Three books that investigate the terrors and pleasures of the corporeal

Body text(s)

Three books that investigate the terrors and pleasures of the corporeal
Valeria Luiselli

How much of 2017 did you spend scrolling through newsfeeds until your eyes felt like they would shrivel and fall from your skull? Being prone to despair, I found solace in literature. When overwhelmed by news, think pieces and dezinformatsiya, literature speaks to us through a back channel. Its slowness and deeply considered language helps form our finer feelings and better process the world.

In Martin MacInnes' Infinite Ground (Melville House, October 2017), an unnamed inspector in an unnamed Latin American city suspects the missing person he's after (Carlos) has literally disintegrated. Following a trail of fabulist microbiological clues from the office of the unnamed corporation where Carlos worked to the outlying rainforest, the inspector finds no less artifice in his ecotourism than he did in the city (where the corporation hires actor-workers to improve productivity). He is ostensibly looking for Carlos when the Lynchian storyline unravels and the inspector becomes absorbed, quite viscerally, in the nature around him. But is it real? One chapter late in the book simply lists "suspicions, rumors, links" about "what happened to Carlos." One rather convincing theory suggests the whole investigation is a delusion. Against this backdrop of bleak assumptions – human hubris, colonialism – MacInnes creates rich patterns, themes and repetitions that make the book feel like its own self-contained ecosystem. I was both delighted and alarmed to be immersed in the story's narrative confusion, the logic of which felt all too real.

Another fiction through which we might digest reality, specifically our national reckoning with toxic masculinity, is Carmen Maria Machado's Her Body and Other Parties (Graywolf, October 2017), a blend of horror, erotica and fairytale that makes for an original, stylistically cohesive, steadfastly queer book of stories. Machado artfully employs the surreal to reflect the psyches of victimized women, as in "Difficult at Parties," in which the narrator recovering from a sexual assault hears the thoughts of porn actors; or the ways women are minimized, as in "Real Women Have Bodies," in which the world's women are disappearing into thin air; or the "womanly" stereotypes imposed on women, as in "The Husband Stitch," a spirited twist on an old cautionary tale that ... actually, just Google it. In these stories, the body is the central site of not only trauma, but pleasure. In "Inventory," for example, a deadly pandemic takes a backseat to the narrator's sexual conquests and desire to connect with humanity, even as it falls apart. Deadpan delivery of lines like "The moral of that story, I think, is that being poor will kill you" create surprising moments of dark-comic relief, which is helpful when gazing into the cracked mirror of society. And overall, these characters are not defined by trauma, but perseverance.

And sometimes the shroud of metaphor must be shed altogether. Sometimes a book must frankly remind us that the border-jumping Mexicans we're told to fear are often Honduran, Guatemalan and Salvadoran children putting life and literal limb on the line to escape countries U.S. policy helped destabilize.
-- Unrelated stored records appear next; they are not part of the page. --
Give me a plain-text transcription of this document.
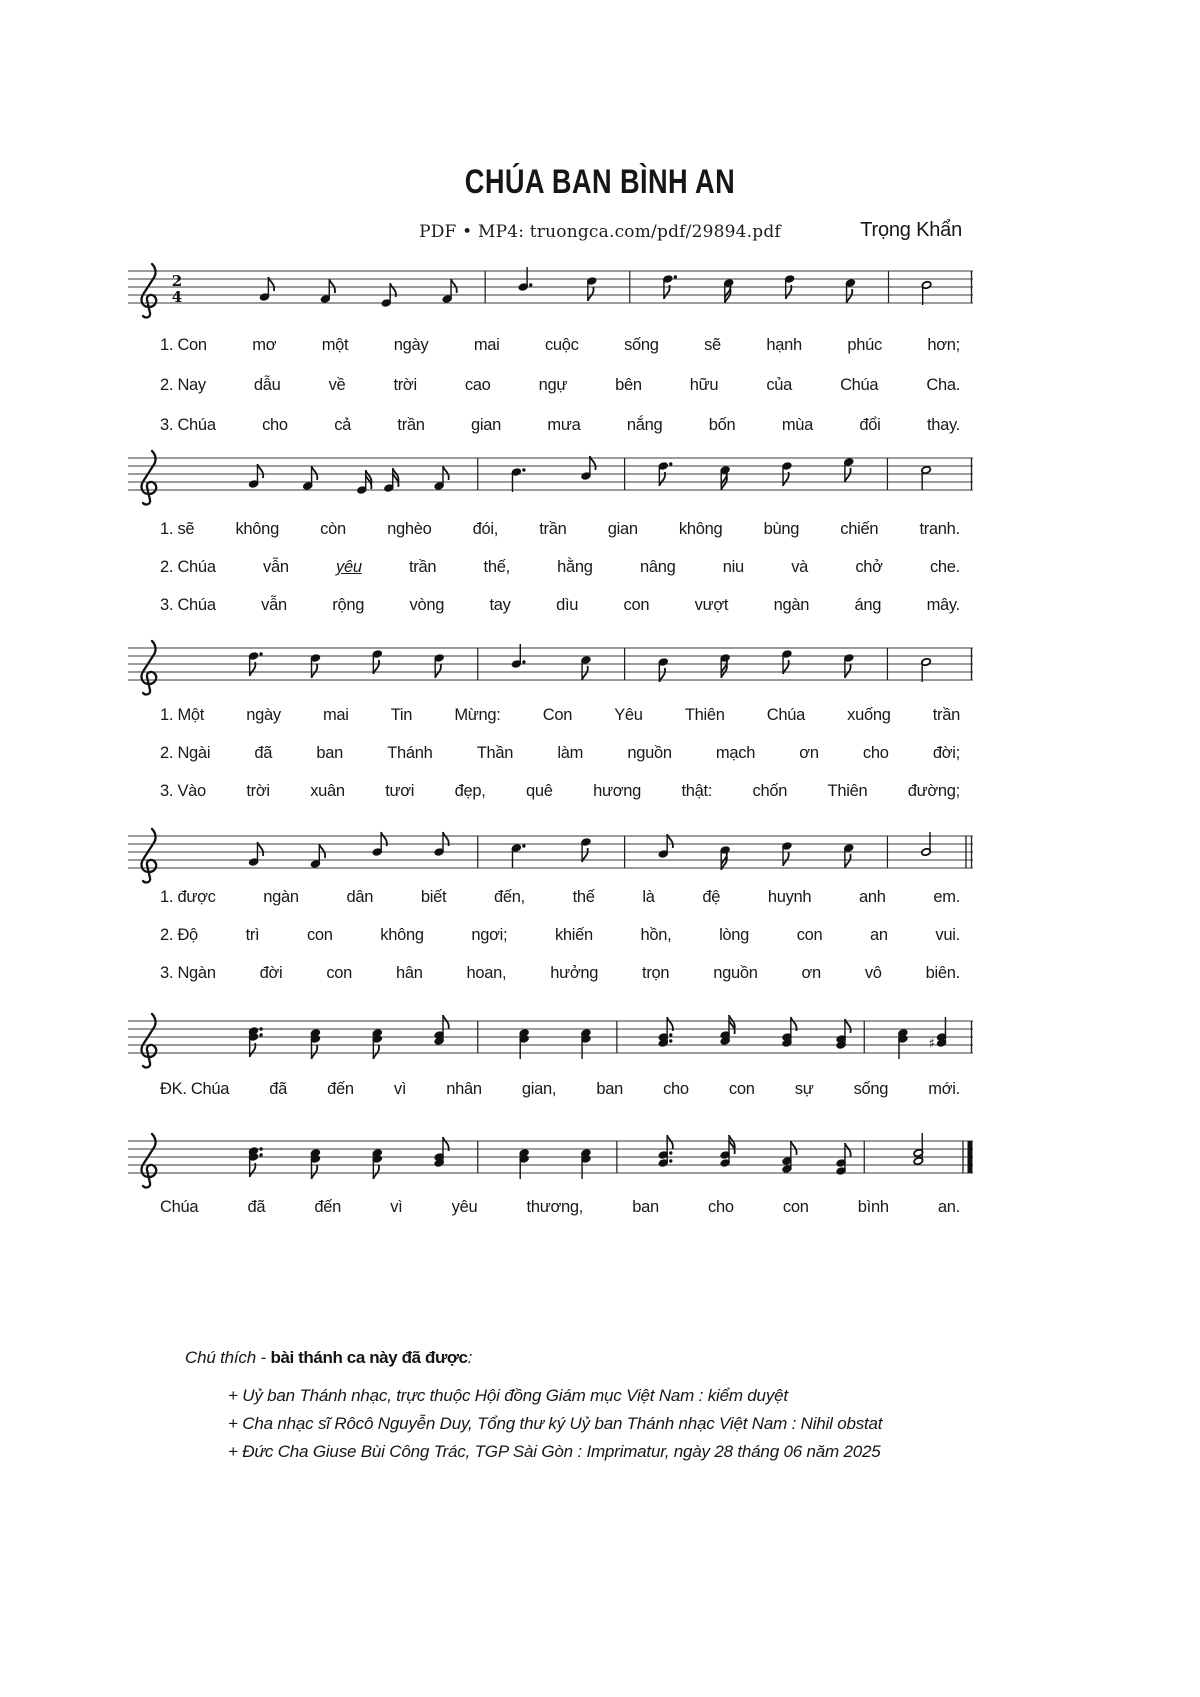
CHÚA BAN BÌNH AN
PDF • MP4: truongca.com/pdf/29894.pdf	Trọng Khẩn
2
4
♯
Chú thích - bài thánh ca này đã được:
+ Uỷ ban Thánh nhạc, trực thuộc Hội đồng Giám mục Việt Nam : kiểm duyệt
+ Cha nhạc sĩ Rôcô Nguyễn Duy, Tổng thư ký Uỷ ban Thánh nhạc Việt Nam : Nihil obstat
+ Đức Cha Giuse Bùi Công Trác, TGP Sài Gòn : Imprimatur, ngày 28 tháng 06 năm 2025
1. Con	mơ	một	ngày	mai	cuộc	sống	sẽ	hạnh	phúc	hơn;
2. Nay	dẫu	về	trời	cao	ngự	bên	hữu	của	Chúa	Cha.
3. Chúa	cho	cả	trần	gian	mưa	nắng	bốn	mùa	đổi	thay.
1. sẽ không còn nghèo đói, trần gian không bùng chiến tranh.
2. Chúa	vẫn	yêu	trần	thế,	hằng	nâng	niu	và	chở	che.
3. Chúa	vẫn	rộng	vòng	tay	dìu	con	vượt	ngàn	áng	mây.
1. Một	ngày	mai	Tin	Mừng:	Con	Yêu	Thiên	Chúa	xuống	trần
2. Ngài	đã	ban	Thánh	Thần	làm	nguồn	mạch	ơn	cho	đời;
3. Vào trời xuân tươi đẹp, quê hương thật: chốn Thiên đường;
1. được	ngàn	dân	biết	đến,	thế	là	đệ	huynh	anh	em.
2. Độ	trì	con	không	ngơi;	khiến	hồn,	lòng	con	an	vui.
3. Ngàn	đời	con	hân	hoan,	hưởng	trọn	nguồn	ơn	vô	biên.
ĐK. Chúa đã đến vì nhân gian, ban cho con sự sống mới.
Chúa	đã	đến	vì	yêu	thương,	ban	cho	con	bình	an.
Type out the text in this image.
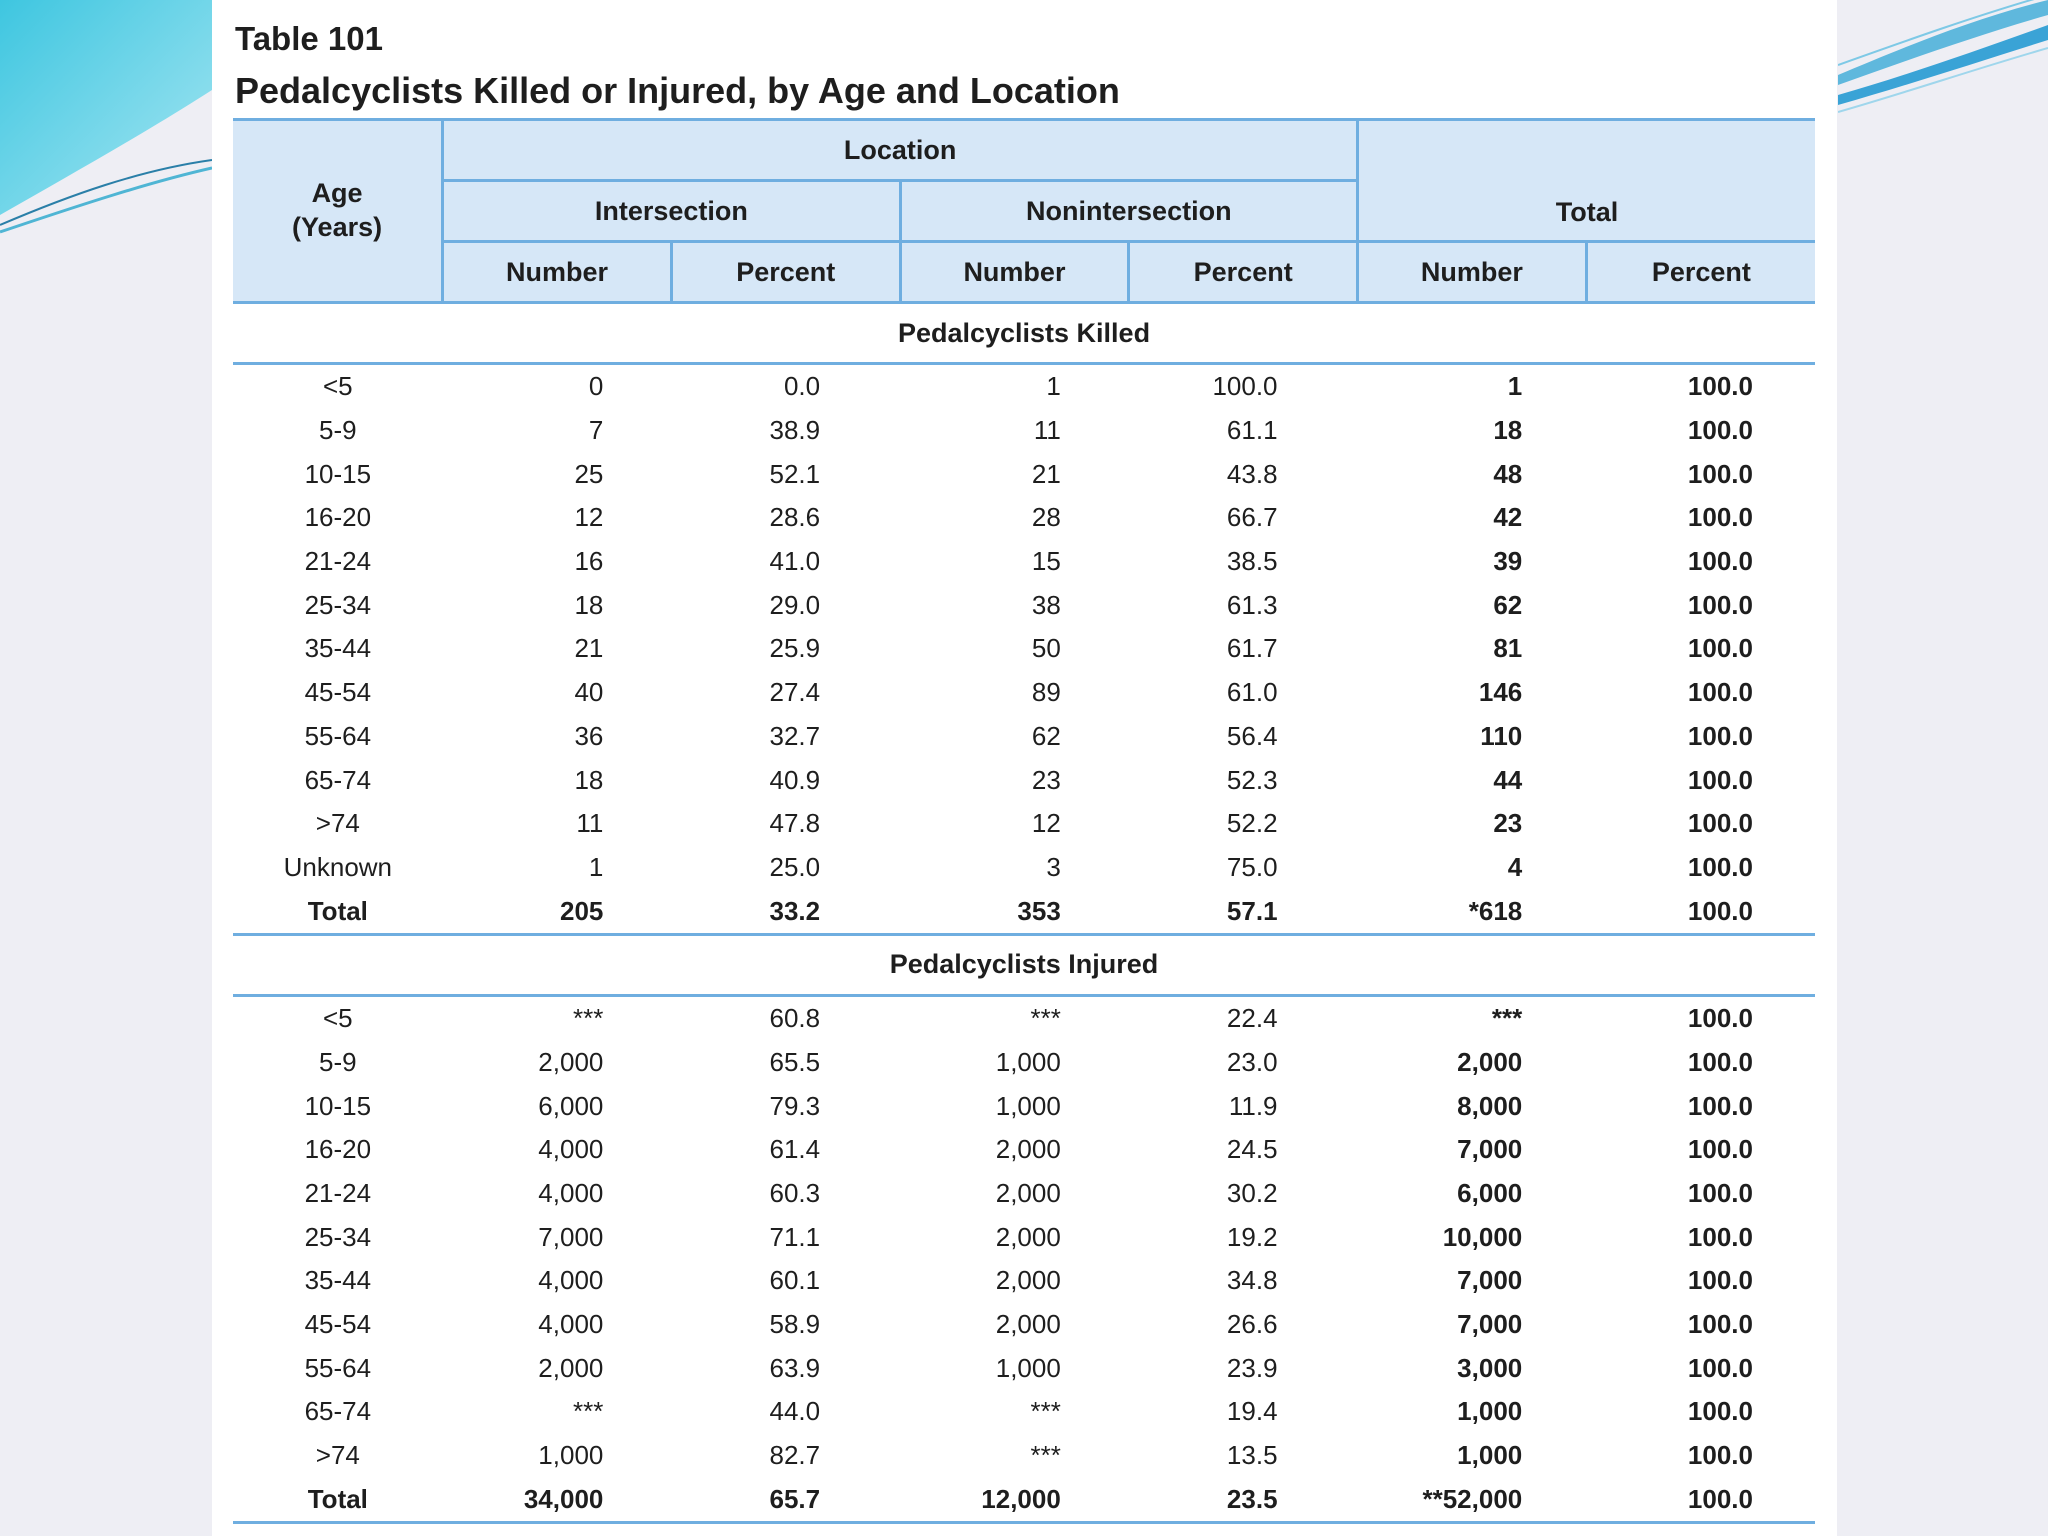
Table 101
Pedalcyclists Killed or Injured, by Age and Location
Age
(Years)	Location				Total	
	Intersection		Nonintersection			
	Number	Percent	Number	Percent	Number	Percent
Pedalcyclists Killed						
<5	0	0.0	1	100.0	1	100.0
5-9	7	38.9	11	61.1	18	100.0
10-15	25	52.1	21	43.8	48	100.0
16-20	12	28.6	28	66.7	42	100.0
21-24	16	41.0	15	38.5	39	100.0
25-34	18	29.0	38	61.3	62	100.0
35-44	21	25.9	50	61.7	81	100.0
45-54	40	27.4	89	61.0	146	100.0
55-64	36	32.7	62	56.4	110	100.0
65-74	18	40.9	23	52.3	44	100.0
>74	11	47.8	12	52.2	23	100.0
Unknown	1	25.0	3	75.0	4	100.0
Total	205	33.2	353	57.1	*618	100.0
Pedalcyclists Injured						
<5	***	60.8	***	22.4	***	100.0
5-9	2,000	65.5	1,000	23.0	2,000	100.0
10-15	6,000	79.3	1,000	11.9	8,000	100.0
16-20	4,000	61.4	2,000	24.5	7,000	100.0
21-24	4,000	60.3	2,000	30.2	6,000	100.0
25-34	7,000	71.1	2,000	19.2	10,000	100.0
35-44	4,000	60.1	2,000	34.8	7,000	100.0
45-54	4,000	58.9	2,000	26.6	7,000	100.0
55-64	2,000	63.9	1,000	23.9	3,000	100.0
65-74	***	44.0	***	19.4	1,000	100.0
>74	1,000	82.7	***	13.5	1,000	100.0
Total	34,000	65.7	12,000	23.5	**52,000	100.0
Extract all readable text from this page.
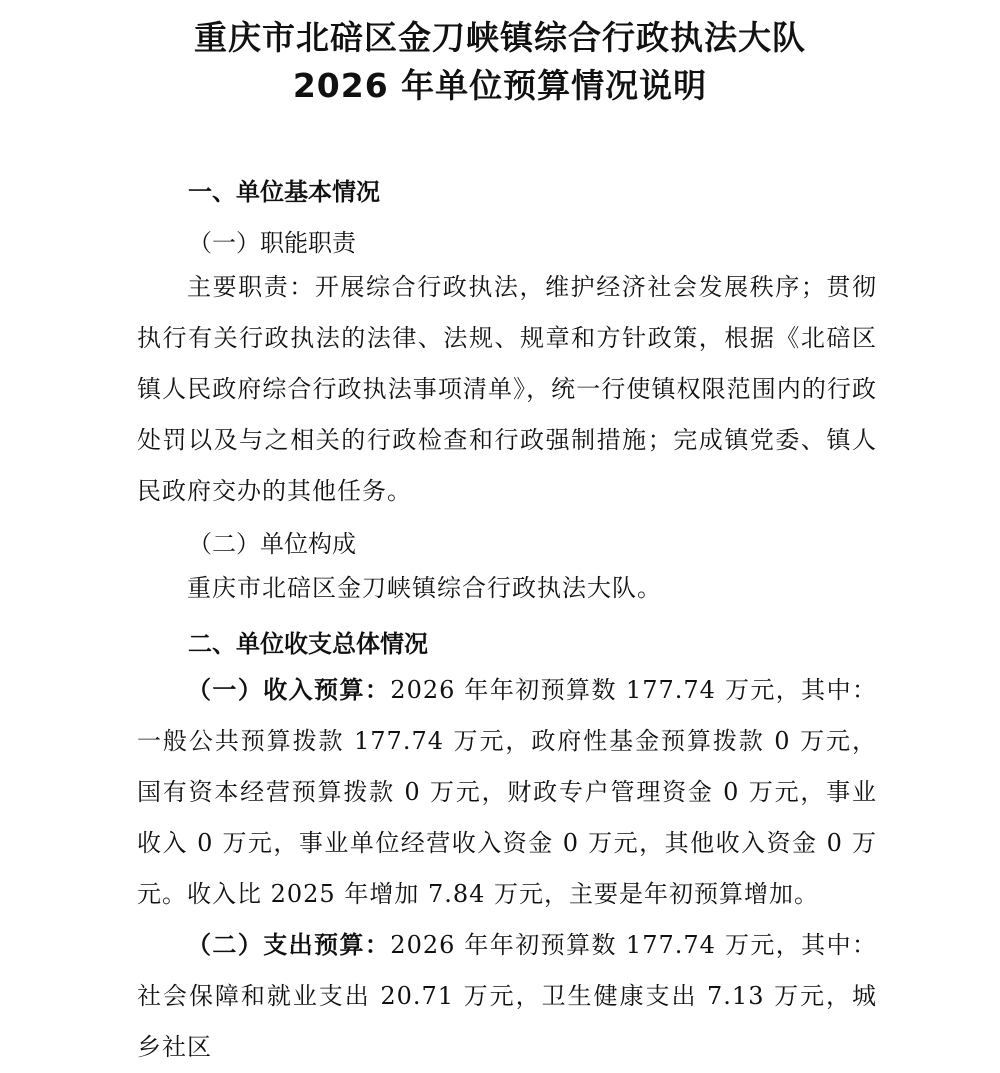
重庆市北碚区金刀峡镇综合行政执法大队
2026 年单位预算情况说明
一、单位基本情况
（一）职能职责
主要职责：开展综合行政执法，维护经济社会发展秩序；贯彻执行有关行政执法的法律、法规、规章和方针政策，根据《北碚区镇人民政府综合行政执法事项清单》，统一行使镇权限范围内的行政处罚以及与之相关的行政检查和行政强制措施；完成镇党委、镇人民政府交办的其他任务。
（二）单位构成
重庆市北碚区金刀峡镇综合行政执法大队。
二、单位收支总体情况
（一）收入预算：2026 年年初预算数 177.74 万元，其中：一般公共预算拨款 177.74 万元，政府性基金预算拨款 0 万元，国有资本经营预算拨款 0 万元，财政专户管理资金 0 万元，事业收入 0 万元，事业单位经营收入资金 0 万元，其他收入资金 0 万元。收入比 2025 年增加 7.84 万元，主要是年初预算增加。
（二）支出预算：2026 年年初预算数 177.74 万元，其中：社会保障和就业支出 20.71 万元，卫生健康支出 7.13 万元，城乡社区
That's the headline through which we enter the humanity of Valeria Luiselli's Tell Me How It Ends: An Essay in 40 Questions (Coffee House, April 2017). The book recounts Luiselli's experience as a volunteer interpreter for migrant children arriving in the U.S. Her job is to ask these freshly traumatized children 40 questions designed by lawyers to determine whether or not they might qualify for asylum. Though 100 percent real, the formality of this process reads like absurdist fiction. Imagine the difficulty of interpreting a 5-year-old's response to "Do you feel safe?" and the pressure of knowing the wrong answer could cost them so much. Luiselli thinks of her own children and their privilege, expresses fears and frustrations and even guilt over the way the country of her birth (Mexico) treats migrants just like the U.S. does, as unwanted criminals. She finds some redemption in her college students, who she engages to help local migrants succeed in a new and frightening country, and in Manu, a Honduran migrant whose story is still uncertain but closer to a happy ending than most.

The toll 2017 took on my mind is nothing compared to the renewed attack on the bodies of my fellow (and aspiring) citizens. These three books, with their focus on bodies in various states of danger, remind us contemporary literature can be an escape without being escapist, that we read to think deeply about the world around us, and hopefully, after putting the book down, we're moved to act.